From the Danville, Illinois Commercial-News, a report of a two-year old dynamic power price program for residential customers of Ameren in Illinois:
The program offers customers the ability to track in real time, via the Web, the day-ending regional commodity price of electricity. And as the rate fluctuates, participants can adjust their usage to avoid peak rates the following day.
“You don’t have to turn everything off and you don’t have to sit around in the dark,” said Stephanie Folk, a spokeswoman for CNT Energy….
She said it’s more a matter of knowing when the prices are high or are going to go higher, and then saving major chores such as laundry for a less-expensive part of the day.
“Maybe you just turn up the air conditioner a couple of degrees at certain times,” she said.

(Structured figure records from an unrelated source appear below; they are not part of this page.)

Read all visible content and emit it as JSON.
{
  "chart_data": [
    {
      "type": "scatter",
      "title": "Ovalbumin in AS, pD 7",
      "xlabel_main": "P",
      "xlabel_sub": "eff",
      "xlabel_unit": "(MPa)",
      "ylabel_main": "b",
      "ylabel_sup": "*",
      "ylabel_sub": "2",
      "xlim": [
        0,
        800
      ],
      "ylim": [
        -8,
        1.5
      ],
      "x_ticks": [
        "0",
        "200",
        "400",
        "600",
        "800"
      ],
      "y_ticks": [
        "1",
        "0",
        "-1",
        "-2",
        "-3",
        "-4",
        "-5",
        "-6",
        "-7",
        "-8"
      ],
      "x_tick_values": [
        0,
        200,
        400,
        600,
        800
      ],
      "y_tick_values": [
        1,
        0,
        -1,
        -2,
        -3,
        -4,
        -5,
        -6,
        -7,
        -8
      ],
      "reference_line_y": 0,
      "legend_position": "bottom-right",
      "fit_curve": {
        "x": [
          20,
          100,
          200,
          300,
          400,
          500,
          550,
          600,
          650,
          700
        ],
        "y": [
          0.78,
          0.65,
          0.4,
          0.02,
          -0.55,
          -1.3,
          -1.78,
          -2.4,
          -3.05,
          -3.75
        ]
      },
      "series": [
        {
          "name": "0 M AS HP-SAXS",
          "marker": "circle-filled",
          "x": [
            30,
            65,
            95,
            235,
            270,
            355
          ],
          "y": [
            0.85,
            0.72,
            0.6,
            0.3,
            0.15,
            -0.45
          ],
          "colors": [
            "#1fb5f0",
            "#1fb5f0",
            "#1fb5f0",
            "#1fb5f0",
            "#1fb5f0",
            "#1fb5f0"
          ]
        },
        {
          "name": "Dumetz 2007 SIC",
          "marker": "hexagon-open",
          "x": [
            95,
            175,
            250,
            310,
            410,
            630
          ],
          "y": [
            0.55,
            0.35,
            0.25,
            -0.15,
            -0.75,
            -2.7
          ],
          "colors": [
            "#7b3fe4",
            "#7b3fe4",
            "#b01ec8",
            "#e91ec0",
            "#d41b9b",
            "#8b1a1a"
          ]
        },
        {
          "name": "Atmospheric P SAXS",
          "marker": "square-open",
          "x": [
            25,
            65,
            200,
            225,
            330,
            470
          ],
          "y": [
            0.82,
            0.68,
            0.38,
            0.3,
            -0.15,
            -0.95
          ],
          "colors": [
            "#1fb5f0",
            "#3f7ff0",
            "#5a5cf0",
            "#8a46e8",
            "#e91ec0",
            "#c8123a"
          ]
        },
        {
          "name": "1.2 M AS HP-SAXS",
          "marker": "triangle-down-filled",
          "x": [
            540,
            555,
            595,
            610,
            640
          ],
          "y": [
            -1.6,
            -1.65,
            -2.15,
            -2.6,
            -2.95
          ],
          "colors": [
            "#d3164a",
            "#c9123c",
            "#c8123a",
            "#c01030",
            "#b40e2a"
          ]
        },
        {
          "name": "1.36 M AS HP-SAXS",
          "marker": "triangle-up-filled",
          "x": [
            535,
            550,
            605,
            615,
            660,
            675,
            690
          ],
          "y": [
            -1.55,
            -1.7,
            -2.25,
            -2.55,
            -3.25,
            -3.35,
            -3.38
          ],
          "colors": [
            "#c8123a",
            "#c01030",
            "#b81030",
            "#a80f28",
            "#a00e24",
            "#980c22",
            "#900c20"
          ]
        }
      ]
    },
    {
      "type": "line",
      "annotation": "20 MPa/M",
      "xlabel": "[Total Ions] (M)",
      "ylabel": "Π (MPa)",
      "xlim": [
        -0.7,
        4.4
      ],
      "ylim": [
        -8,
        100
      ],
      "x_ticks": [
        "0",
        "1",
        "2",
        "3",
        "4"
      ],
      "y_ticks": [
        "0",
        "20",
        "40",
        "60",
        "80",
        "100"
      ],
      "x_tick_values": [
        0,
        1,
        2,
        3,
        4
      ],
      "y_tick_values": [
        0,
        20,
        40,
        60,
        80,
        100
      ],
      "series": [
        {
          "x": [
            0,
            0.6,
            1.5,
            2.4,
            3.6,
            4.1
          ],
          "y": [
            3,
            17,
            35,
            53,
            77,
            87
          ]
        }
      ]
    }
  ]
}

The reporter suggests that customers “can save nearly 15 percent”, but doesn’t indicate if that is a maximum or mean value.
Probably nothing new in the article for regular KP readers, but in a world in which people think such pricing programs are impossible — politically or practically — the mere existence of a two year old program offers a proof.
The next step is to automate the adjustment processes. For example, if the air conditioner’s thermostat setting was a function of price rather than a fixed number, the power customer could capture savings without needing to check prices nightly. This kind of thing is already possible, but hampered by the current lack of energy data communication standards to allow thermostats to communicate to other household systems, the power meter, and the consumer’s energy retailer.